È possibile sostituire la fecola di patate?

La sostituzione più vicina è l'amido di mais, che darà un risultato leggermente più asciutto ma comunque valido. In alternativa, potete usare il 100% di farina 00 senza fecola: il pan di Spagna risulterà leggermente più denso e con meno quella caratteristica texture vellutata, ma tecnicamente corretto. Evitate farine integrali o di farro per questa ricetta: alterano la struttura della maglia proteica in modo incompatibile con la lievitazione fisica.

Come si taglia il pan di Spagna in dischi uniformi senza rompere?

Usate un coltello seghettato lungo almeno quanto il diametro del dolce, con movimenti avanti-indietro lentissimi senza pressione verso il basso.
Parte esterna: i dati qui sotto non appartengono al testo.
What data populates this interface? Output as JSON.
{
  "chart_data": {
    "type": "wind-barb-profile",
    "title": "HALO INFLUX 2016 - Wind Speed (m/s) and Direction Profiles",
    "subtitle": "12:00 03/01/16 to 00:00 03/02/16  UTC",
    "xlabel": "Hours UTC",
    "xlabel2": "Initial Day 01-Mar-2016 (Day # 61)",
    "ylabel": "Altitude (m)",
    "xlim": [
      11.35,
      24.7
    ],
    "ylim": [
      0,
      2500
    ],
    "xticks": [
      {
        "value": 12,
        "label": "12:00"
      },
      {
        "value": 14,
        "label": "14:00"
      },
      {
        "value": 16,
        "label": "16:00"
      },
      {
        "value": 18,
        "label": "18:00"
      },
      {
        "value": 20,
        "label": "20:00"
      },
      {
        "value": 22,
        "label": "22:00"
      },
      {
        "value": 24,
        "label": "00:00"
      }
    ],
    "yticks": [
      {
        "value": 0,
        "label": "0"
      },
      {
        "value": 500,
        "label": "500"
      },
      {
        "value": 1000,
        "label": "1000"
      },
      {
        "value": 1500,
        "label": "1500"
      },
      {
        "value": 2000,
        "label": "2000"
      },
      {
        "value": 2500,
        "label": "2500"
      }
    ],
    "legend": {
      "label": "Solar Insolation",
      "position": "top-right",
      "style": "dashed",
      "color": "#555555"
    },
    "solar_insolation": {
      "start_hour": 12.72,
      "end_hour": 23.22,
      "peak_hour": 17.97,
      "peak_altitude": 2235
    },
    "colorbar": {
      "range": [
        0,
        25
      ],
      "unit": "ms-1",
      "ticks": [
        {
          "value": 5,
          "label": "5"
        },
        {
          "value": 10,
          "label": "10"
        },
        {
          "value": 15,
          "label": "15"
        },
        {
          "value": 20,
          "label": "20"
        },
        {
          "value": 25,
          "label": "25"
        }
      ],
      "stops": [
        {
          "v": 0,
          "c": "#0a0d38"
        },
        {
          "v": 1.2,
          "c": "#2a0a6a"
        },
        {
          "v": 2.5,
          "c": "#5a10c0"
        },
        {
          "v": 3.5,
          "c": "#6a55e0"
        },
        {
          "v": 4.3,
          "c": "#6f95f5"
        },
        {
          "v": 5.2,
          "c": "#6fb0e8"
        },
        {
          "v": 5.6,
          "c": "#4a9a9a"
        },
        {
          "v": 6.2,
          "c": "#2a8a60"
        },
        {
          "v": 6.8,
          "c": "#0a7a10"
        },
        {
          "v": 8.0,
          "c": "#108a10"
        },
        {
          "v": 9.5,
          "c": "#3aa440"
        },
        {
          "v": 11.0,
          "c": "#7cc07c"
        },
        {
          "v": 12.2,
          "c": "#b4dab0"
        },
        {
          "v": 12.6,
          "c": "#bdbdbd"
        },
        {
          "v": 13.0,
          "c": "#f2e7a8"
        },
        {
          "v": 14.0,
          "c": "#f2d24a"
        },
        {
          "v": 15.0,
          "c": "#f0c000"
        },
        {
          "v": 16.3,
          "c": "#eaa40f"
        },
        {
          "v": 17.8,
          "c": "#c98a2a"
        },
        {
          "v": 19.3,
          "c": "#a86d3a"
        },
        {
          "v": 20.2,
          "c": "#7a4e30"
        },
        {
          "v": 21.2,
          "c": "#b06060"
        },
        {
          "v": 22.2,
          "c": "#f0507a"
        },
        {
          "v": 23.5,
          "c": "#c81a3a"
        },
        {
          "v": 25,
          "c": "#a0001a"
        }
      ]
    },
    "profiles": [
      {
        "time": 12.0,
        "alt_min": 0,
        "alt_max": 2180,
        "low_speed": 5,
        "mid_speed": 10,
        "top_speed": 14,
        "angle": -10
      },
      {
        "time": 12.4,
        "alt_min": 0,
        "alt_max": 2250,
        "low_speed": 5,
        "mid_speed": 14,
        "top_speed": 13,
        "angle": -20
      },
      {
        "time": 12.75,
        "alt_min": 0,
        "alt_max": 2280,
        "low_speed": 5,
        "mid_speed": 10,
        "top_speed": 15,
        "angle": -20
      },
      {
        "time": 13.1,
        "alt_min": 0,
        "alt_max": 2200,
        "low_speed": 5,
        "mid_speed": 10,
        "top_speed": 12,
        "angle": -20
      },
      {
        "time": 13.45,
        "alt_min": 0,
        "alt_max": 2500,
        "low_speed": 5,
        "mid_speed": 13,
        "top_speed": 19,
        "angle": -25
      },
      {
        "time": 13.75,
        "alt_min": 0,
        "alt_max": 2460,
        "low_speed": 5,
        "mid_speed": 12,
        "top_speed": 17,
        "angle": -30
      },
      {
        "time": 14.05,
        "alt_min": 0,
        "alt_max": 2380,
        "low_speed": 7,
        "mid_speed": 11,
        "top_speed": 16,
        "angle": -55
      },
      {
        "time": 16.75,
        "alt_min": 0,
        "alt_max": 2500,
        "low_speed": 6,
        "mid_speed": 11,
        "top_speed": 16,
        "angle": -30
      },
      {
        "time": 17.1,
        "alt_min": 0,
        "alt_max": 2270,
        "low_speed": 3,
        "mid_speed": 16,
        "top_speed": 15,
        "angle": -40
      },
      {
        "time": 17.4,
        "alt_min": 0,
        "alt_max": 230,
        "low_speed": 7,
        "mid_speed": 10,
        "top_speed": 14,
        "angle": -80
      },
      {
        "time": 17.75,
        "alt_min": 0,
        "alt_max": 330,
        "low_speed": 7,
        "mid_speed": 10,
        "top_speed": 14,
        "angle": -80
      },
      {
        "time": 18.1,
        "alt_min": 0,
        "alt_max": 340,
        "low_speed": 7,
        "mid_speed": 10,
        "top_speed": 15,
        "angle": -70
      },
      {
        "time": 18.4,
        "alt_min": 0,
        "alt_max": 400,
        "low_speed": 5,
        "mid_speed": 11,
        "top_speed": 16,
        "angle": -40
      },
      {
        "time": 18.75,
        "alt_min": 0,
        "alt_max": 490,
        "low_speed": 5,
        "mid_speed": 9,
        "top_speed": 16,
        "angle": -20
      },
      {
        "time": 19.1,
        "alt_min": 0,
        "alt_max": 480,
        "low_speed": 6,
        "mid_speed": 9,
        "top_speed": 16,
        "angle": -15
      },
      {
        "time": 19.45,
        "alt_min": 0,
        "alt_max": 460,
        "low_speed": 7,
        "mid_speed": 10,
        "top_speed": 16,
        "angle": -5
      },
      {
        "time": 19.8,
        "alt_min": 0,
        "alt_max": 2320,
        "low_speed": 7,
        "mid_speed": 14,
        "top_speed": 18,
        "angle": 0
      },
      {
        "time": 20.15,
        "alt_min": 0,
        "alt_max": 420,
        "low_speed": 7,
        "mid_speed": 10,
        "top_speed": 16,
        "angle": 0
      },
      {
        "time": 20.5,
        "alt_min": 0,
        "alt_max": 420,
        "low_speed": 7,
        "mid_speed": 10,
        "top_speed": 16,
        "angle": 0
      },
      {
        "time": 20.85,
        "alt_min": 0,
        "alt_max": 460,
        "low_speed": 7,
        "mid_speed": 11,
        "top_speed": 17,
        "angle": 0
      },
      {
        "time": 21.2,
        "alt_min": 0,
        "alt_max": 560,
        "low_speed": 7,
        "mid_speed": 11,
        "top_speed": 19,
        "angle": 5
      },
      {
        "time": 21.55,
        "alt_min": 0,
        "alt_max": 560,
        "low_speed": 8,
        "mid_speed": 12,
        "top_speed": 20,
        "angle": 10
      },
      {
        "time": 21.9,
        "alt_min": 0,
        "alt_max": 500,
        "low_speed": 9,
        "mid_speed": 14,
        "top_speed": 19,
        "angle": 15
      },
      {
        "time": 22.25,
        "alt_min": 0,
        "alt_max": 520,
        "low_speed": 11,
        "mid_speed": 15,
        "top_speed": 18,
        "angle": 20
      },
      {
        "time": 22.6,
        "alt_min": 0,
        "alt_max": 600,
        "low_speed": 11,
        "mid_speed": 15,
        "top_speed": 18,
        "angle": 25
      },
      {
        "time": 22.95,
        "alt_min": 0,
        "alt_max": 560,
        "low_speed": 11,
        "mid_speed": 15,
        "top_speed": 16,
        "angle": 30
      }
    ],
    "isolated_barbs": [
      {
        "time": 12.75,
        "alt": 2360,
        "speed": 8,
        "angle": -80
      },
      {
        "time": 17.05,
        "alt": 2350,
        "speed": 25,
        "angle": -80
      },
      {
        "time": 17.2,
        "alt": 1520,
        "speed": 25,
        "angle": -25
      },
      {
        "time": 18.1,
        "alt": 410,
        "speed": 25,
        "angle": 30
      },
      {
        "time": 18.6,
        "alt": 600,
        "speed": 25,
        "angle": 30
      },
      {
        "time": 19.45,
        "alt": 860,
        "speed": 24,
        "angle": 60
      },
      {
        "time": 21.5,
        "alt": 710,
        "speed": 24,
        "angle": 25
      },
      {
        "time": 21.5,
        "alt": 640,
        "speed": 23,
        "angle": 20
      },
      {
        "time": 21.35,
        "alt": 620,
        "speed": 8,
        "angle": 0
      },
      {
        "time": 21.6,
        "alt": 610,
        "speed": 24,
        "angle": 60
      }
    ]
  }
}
Prima di tagliare, segnate tutta la circonferenza con la lama a una profondità di circa 1 cm come guida visiva, poi procedete verso il centro. Un'alternativa professionale è usare un livella da pasticceria — un telaio con filo — che garantisce dischi perfettamente paralleli. Il pan di Spagna freddo da frigorifero si taglia meglio di quello a temperatura ambiente.

Quali farciture si abbinano meglio in primavera?

In questa stagione le fragole italiane sono protagoniste: una bagna leggera al limoncello o al succo d'arancia, una crema chantilly o diplomatica e strati di fragole fresche è la combinazione più centrata sul momento. Anche i lamponi e le more precoci di fine aprile funzionano bene con una crema al mascarpone alleggerita. Se preferite evitare la frutta fresca, una farcitura con crema pasticcera e pistacchio di Bronte è un'alternativa ricca e stagionalmente coerente.